A Sanctuary for Terror

The militants wage war in Afghanistan while using Pakistan as a place for rest, recuperation and recruitment.

 

By SADANAND DHUME

Perhaps the most surprising thing about the so-called Afghanistan war logs released by WikiLeaks Sunday is our continued capacity to be shocked.

That the war isn’t going as well as advertised is already painfully evident—last week alone, the Taliban kidnapped two American sailors and killed five soldiers. Allegations of Pakistani double-dealing—of accepting a torrent of American dollars with one hand while arming and sheltering the Taliban with the other—are hardly new. Nor are revelations that the country’s Directorate of Inter-Services Intelligence (ISI) has apparently perfected its own version of don’t ask, don’t tell. Don’t ask your clandestine operatives too many questions about their ties with Islamist militants, and don’t tell the Americans more than the minimum required to keep the aid faucet open.

But the detail gives the leaked documents their punch. Even if some of their gaudier revelations—say a plot to sell American troops poisoned alcohol, or to assassinate Afghan officials with a bomb disguised as a gold Quran—need to be taken with a grain of salt, they nonetheless create a bleak picture of life on the ground for American troops.

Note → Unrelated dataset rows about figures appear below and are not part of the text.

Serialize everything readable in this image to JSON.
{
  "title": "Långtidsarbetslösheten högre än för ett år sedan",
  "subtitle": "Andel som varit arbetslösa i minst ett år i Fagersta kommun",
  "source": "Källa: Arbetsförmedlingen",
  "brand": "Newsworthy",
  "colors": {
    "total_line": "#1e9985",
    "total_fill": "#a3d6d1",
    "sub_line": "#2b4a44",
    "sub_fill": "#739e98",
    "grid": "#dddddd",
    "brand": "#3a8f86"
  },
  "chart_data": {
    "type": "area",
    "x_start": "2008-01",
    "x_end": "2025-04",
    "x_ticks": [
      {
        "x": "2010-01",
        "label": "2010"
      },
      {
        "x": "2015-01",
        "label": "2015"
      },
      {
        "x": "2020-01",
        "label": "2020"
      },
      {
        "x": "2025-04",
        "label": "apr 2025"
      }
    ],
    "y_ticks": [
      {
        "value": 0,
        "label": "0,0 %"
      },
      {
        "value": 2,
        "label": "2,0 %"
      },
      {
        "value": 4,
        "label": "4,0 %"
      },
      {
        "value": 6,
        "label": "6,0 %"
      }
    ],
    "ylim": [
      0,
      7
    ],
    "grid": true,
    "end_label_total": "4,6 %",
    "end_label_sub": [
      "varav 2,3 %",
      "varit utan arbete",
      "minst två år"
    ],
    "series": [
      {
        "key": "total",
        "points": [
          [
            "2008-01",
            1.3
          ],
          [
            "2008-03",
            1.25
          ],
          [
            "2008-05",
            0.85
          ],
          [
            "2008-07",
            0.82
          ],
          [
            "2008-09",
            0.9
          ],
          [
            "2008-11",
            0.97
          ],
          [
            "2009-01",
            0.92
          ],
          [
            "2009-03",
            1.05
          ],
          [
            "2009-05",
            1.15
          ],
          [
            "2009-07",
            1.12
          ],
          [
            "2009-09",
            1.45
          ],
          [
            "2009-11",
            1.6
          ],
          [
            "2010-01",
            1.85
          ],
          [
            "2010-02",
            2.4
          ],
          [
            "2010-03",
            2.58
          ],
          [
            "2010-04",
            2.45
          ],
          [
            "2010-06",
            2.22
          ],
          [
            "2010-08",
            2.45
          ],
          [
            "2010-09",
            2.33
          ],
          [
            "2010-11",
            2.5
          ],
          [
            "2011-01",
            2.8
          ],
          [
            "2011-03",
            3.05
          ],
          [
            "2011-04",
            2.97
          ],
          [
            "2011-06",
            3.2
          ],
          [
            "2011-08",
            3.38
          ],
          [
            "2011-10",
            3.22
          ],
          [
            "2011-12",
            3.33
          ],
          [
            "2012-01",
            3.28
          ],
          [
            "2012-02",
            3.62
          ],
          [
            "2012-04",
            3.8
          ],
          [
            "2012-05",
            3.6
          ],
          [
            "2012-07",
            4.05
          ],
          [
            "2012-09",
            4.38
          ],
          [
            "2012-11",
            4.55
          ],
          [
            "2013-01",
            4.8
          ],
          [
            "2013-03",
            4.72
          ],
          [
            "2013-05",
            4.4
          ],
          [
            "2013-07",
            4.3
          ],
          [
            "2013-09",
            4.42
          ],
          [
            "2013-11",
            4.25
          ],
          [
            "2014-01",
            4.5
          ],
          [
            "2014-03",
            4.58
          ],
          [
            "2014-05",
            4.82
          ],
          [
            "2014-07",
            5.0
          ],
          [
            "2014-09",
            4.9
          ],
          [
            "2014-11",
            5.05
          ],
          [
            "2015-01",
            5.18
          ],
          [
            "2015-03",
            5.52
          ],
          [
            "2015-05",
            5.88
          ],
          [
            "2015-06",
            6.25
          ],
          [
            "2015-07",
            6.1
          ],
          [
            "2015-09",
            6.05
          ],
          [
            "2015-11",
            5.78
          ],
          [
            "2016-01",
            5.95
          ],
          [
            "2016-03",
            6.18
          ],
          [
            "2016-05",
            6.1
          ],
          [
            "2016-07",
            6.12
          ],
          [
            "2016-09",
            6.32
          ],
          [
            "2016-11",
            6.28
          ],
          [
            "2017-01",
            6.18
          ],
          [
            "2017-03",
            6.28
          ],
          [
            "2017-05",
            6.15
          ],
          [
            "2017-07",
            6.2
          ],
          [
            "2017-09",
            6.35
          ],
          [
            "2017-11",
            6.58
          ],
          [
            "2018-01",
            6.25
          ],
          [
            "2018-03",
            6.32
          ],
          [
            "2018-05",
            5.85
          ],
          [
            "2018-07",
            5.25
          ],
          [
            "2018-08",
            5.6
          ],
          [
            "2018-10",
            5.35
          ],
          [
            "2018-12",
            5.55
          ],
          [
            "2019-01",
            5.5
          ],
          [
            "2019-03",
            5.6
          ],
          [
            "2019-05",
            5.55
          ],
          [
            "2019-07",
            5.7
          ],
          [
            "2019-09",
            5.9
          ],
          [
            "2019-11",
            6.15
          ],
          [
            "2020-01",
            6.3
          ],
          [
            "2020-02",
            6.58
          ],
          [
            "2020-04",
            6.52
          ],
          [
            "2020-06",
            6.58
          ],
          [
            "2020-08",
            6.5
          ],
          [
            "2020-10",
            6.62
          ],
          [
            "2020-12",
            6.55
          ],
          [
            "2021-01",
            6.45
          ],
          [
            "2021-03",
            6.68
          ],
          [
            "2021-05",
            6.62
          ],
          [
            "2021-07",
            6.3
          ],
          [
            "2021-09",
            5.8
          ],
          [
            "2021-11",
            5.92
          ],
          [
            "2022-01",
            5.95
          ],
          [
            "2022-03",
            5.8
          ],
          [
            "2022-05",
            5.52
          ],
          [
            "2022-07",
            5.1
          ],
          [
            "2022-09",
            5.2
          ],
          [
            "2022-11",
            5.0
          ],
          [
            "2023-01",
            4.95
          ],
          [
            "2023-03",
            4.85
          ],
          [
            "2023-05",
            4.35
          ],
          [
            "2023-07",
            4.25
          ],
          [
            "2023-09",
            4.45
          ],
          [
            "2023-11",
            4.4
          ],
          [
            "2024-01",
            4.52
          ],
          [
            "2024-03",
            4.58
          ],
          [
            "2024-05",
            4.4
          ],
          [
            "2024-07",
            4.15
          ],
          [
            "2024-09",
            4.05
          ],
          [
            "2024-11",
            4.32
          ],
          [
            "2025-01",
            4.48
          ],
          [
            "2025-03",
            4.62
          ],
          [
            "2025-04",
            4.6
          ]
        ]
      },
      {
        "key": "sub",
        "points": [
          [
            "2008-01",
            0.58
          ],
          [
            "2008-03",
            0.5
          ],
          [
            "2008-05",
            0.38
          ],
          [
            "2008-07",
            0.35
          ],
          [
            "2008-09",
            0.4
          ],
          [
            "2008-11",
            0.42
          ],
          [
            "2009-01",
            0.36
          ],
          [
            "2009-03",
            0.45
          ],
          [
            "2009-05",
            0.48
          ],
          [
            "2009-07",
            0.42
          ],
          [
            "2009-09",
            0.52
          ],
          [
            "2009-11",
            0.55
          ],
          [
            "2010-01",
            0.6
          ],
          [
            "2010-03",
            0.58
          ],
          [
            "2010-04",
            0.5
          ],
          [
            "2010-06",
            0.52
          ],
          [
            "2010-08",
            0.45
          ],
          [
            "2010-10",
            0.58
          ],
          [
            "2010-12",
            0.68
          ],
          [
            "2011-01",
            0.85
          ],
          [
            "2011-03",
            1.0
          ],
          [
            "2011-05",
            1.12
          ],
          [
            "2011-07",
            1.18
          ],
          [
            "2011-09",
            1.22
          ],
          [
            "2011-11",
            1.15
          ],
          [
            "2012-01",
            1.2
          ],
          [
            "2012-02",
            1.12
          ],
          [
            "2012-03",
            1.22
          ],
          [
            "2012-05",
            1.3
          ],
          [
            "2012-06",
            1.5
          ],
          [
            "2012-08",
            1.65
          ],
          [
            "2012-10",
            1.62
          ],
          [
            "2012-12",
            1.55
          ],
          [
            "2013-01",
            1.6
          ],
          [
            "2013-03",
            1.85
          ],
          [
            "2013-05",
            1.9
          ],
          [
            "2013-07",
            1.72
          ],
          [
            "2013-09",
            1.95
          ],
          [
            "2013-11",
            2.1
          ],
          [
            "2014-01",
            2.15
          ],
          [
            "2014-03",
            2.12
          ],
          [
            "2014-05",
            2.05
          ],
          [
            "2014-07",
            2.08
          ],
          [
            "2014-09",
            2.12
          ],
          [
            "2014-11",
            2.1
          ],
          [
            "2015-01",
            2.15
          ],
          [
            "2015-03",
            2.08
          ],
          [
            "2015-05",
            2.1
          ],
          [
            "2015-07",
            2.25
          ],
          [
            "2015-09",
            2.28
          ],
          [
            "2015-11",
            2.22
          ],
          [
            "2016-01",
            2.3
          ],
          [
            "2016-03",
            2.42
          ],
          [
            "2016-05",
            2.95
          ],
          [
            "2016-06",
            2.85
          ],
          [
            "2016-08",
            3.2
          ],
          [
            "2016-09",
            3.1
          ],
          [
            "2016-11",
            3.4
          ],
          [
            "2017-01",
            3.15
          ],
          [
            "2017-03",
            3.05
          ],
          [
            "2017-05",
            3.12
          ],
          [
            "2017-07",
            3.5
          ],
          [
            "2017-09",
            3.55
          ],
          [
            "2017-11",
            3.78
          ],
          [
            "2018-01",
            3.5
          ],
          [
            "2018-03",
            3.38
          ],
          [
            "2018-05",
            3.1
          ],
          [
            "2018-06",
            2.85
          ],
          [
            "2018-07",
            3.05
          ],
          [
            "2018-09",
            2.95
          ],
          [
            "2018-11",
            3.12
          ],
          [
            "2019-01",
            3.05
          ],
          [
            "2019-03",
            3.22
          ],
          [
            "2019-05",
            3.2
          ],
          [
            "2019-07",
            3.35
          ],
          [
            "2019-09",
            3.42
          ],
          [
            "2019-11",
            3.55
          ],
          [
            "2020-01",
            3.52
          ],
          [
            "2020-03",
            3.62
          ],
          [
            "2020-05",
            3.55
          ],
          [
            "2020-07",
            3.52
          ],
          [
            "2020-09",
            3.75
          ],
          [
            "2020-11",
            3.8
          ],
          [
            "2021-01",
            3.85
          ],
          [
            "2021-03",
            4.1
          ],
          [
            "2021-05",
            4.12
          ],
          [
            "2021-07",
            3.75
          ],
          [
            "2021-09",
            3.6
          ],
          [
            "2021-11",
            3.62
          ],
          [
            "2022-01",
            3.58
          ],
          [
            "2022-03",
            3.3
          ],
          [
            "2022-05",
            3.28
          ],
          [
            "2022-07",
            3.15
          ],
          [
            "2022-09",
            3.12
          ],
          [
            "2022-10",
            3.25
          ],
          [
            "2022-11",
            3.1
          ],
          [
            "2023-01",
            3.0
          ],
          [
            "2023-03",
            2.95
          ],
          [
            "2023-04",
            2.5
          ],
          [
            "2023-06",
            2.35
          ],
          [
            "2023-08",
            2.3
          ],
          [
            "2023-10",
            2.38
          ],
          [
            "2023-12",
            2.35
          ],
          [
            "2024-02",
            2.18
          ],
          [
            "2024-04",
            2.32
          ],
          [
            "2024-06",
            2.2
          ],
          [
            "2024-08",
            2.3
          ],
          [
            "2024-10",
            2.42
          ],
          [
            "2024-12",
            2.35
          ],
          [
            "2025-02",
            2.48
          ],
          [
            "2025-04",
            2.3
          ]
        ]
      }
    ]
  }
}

Most of all, they show how the gaggle of Islamist groups fighting NATO in Afghanistan—primarily the Taliban and its allies, militants loyal to Jalaluddin Haqqani and Gulbuddin Hekmatyar—have an advantage that more than makes up for their inferior equipment and training. The militants wage war in Afghanistan while using Pakistan as a sanctuary for rest, recuperation and recruitment.

Ironically, one of the best explanations of Islamabad’s perfidy comes from Husain Haqqani, Pakistan’s ambassador in Washington, D.C., and the man charged with the unenviable task of explaining to outraged Americans why their tax dollars—$18 billion since 2001—must continue to flow to a country with so much American blood on its hands. In a seminal book, “Pakistan: Between Mosque and Military,” written five years ago when Mr. Haqqani was a critic of his country’s government rather than its representative, he examined the symbiotic relationship between Pakistan’s generals and its Islamic fundamentalists. In a nutshell, Mr. Haqqani argues that in Pakistan—unlike, say, in secular Turkey or Indonesia—the mosque and the military have always been allies rather than adversaries.

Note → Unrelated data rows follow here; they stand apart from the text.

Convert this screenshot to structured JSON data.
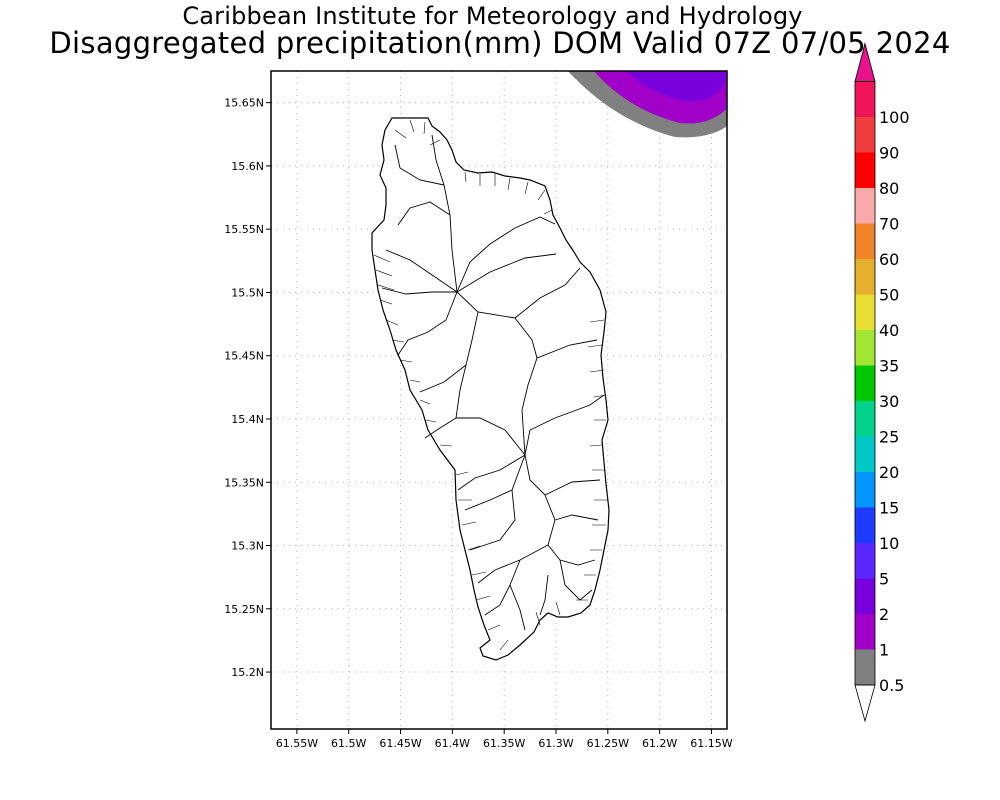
{
  "header": {
    "title": "Caribbean Institute for Meteorology and Hydrology",
    "subtitle": "Disaggregated precipitation(mm) DOM Valid 07Z 07/05 2024"
  },
  "map": {
    "lat_labels": [
      "15.65N",
      "15.6N",
      "15.55N",
      "15.5N",
      "15.45N",
      "15.4N",
      "15.35N",
      "15.3N",
      "15.25N",
      "15.2N"
    ],
    "lon_labels": [
      "61.55W",
      "61.5W",
      "61.45W",
      "61.4W",
      "61.35W",
      "61.3W",
      "61.25W",
      "61.2W",
      "61.15W"
    ],
    "lat_range": [
      15.155,
      15.675
    ],
    "lon_range": [
      61.575,
      61.135
    ],
    "grid": "dotted",
    "region": "Dominica"
  },
  "colorbar": {
    "labels": [
      "0.5",
      "1",
      "2",
      "5",
      "10",
      "15",
      "20",
      "25",
      "30",
      "35",
      "40",
      "50",
      "60",
      "70",
      "80",
      "90",
      "100"
    ],
    "colors": [
      "#808080",
      "#a000c8",
      "#7800dc",
      "#5a28ff",
      "#1e3cff",
      "#0096ff",
      "#00c8c8",
      "#00d28c",
      "#00c800",
      "#a0e632",
      "#e6dc32",
      "#e6af2d",
      "#f08228",
      "#faaaaa",
      "#ff0000",
      "#f03c3c",
      "#f0145a"
    ],
    "bottom_triangle_color": "#ffffff",
    "top_triangle_color": "#e6138c"
  }
}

This alliance has roots in both ideology and realpolitik. On the one hand, the army (of which the ISI is the intelligence wing) sees itself as the guarantor of the world’s first nation created purely on the basis of Islam. Its motto: “Faith, Piety and Jihad in the Path of Allah.” Historically, even those generals who have had no interest in turning Pakistan into an Islamist state by formally applying Shariah law—among them the dictators Ayub Khan and Pervez Musharraf—have championed aggression toward Pakistan’s neighbors, primarily India and Afghanistan.

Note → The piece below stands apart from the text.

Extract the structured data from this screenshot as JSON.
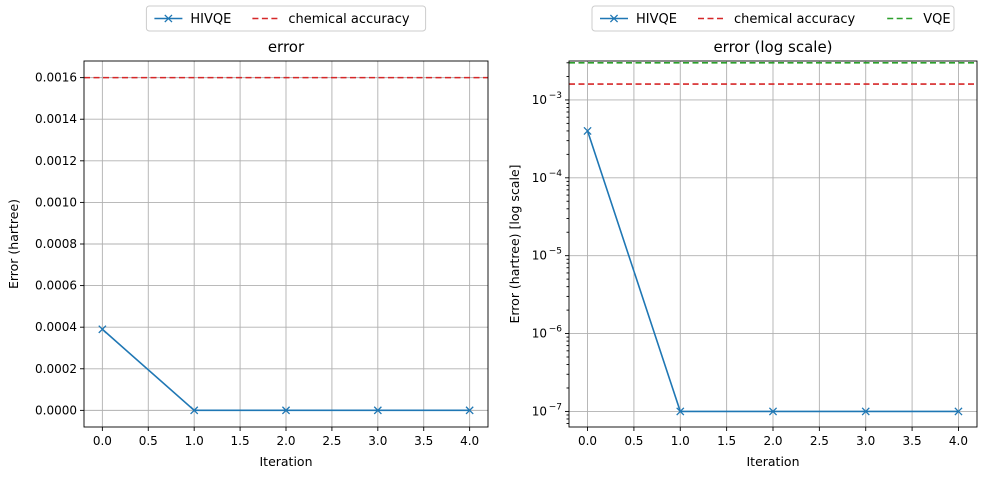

 For Islamist-leaning generals, the army’s rank and file and most of the fervently anti-American Pakistani masses, bloodying America in Afghanistan represents a triumph over the infidel akin to what they experienced in 1989 when the last Soviet troops limped home. For the more secular minded, it gives Pakistan the so-called strategic depth it has long sought against its much larger neighbor India.